Tensile or Rotational Strength
Many knee and ankle injuries occur due to the acceleration, stopping and changes of direction that athletes perform during their activity. These movements involve significant stresses that are transmitted to the lower extremities, with rotational forces being particularly dangerous. To assess the ability of the turf to pull on the player's cleats, various devices are used to measure the maximum torque required to rotate a simile of a cleated boot, loaded with a specific weight on the turf.
These devices measure torque, which is the amount of rotational force that the turf can resist before allowing the cue to rotate. The unit of measurement for traction on a pitch is the Newton metre (Nm). Optimum traction ranges between 25 and 50 Nm when using approved instrumentation, thus ensuring a balance between sufficient grip and reduced risk of injury.
The standardised instrumentation for measuring traction has a higher sensitivity, repeatability and accuracy compared to other quick-use kits. These devices advanced technology provides more accurate and reliable measurements, which is crucial for effectively assessing and maintaining field conditions.

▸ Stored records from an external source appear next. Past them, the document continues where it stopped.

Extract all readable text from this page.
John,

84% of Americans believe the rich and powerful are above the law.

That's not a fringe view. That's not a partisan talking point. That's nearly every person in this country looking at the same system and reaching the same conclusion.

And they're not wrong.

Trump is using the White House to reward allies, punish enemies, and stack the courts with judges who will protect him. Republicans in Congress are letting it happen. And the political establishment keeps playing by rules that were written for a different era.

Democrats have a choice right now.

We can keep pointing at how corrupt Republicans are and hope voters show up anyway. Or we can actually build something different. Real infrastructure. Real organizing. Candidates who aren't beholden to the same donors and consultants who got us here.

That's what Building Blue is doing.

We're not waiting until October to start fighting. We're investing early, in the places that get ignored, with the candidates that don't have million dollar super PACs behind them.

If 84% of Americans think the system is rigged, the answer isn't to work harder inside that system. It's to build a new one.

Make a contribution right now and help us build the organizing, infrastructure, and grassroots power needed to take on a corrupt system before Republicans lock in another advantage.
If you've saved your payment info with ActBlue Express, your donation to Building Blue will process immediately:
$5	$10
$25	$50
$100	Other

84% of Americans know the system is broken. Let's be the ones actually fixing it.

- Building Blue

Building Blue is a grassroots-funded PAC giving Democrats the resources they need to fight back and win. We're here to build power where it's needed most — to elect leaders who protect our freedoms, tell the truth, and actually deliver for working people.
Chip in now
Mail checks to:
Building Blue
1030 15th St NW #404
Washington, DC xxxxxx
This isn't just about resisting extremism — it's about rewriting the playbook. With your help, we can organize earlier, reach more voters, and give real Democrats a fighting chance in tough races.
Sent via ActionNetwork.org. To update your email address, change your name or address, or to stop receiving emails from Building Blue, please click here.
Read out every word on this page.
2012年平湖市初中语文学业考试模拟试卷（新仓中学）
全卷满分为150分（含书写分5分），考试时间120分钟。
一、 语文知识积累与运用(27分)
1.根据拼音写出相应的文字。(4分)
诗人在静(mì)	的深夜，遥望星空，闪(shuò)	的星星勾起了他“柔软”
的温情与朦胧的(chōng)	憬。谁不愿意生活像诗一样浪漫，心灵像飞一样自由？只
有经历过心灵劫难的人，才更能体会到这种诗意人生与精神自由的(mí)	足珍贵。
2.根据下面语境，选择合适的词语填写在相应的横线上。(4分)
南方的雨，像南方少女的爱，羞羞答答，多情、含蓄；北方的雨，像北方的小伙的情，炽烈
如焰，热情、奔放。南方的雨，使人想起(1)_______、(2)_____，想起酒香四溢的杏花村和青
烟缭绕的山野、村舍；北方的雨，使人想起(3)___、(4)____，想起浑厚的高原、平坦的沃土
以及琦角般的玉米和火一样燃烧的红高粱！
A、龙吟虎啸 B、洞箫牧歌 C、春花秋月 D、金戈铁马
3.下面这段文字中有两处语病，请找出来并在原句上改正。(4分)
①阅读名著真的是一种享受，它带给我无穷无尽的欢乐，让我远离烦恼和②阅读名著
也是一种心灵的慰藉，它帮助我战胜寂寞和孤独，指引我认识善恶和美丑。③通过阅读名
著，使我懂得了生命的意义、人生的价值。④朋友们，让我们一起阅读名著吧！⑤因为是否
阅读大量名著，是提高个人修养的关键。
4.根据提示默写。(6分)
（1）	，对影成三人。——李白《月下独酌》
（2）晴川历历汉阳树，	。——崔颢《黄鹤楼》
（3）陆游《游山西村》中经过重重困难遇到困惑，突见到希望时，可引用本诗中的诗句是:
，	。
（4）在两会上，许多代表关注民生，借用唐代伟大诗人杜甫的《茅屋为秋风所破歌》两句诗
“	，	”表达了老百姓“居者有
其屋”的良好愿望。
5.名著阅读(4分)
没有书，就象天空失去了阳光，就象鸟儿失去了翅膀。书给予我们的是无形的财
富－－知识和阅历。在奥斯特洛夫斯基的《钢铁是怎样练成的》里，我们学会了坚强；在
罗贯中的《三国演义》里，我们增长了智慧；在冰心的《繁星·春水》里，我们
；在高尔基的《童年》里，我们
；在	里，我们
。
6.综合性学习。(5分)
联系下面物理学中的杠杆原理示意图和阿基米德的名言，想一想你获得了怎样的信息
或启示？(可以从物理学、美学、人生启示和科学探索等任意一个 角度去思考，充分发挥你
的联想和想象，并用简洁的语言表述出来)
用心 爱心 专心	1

Maintaining turf traction within optimal ranges is essential to prevent injury in athletes. Insufficient traction can lead to slipping and loss of balance, while excessive traction can cause the foot to become trapped in the turf, increasing the risk of twisting and serious joint injuries.
HIC - CLE Impact Test
The Head Injury Criteria (HIC) is an index used to assess the likelihood of head injury as a result of impact or violent deceleration of the head on sports surfaces. This index is a standard in the sports equipment industry and is used to predict potential head injuries, contributing to the safety of athletes.
HIC assessment
The HIC tester is the instrument used to determine the critical drop height at which significant damage can occur. This device consists of a standardised artificial head integrating a triaxial sensor, which is dropped from different heights. The triaxial sensor measures accelerations in three axes, providing accurate data on the impact received.
- Critical fall heightDuring the tests, the artificial head is dropped from various heights and the sensor registers the impact forces. A fall is considered critical when the sensor registers a value of 1000 HIC or an acceleration of 200g. These thresholds indicate a high probability of brain damage, which is crucial for assessing and improving the safety of sports surfaces.
The HIC index is essential for the design and maintenance of safe sports surfaces. HIC testing helps to identify high-risk areas on playing fields, allowing improvements to be made in surface design and materials used to reduce the likelihood of serious injury.
The use of the HIC tester and compliance with HIC standards ensures that sports surfaces are assessed and maintained according to best safety practices. This not only protects athletes, but also reduces legal liability for sports facility operators.